Daarnaast wordt per proefvlak de administratieve gegevens vastgelegd. Verschillende factoren beïnvloeden de uiteindelijke vegetatieopname, zoals:
De namen van de waarnemer(s): de specialismen van de waarnemer(s) spelen een meestal rol bij het maken van een opname. Vaak worden cryptogamen maar ten dele betrokken in het onderzoek.

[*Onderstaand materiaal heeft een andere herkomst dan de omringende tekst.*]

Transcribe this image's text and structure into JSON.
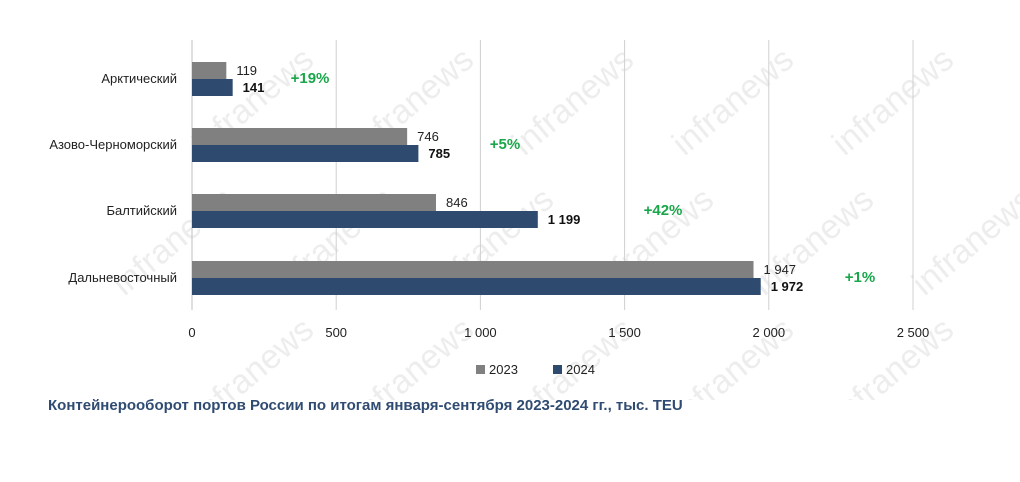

De datum van de vegetatieopname, omdat deze een rol speelt bij het seizoensaspect, bijvoorbeeld bij de voorjaarsflora in bossen is later in het seizoen maar moeilijk waarneembaar. Paddenstoelen zijn maar een korte periode in het jaar waarneembaar.
De plaats van de opname.
De afmetingen van het steekproef-oppervlak; deze laat men afhangen van de aard van de vegetatie, bijvoorbeeld gaat het om een bos (groot oppervlak is nodig), een grasland of om epifyten op de schors van een boomstam (klein oppervlak kan volstaan).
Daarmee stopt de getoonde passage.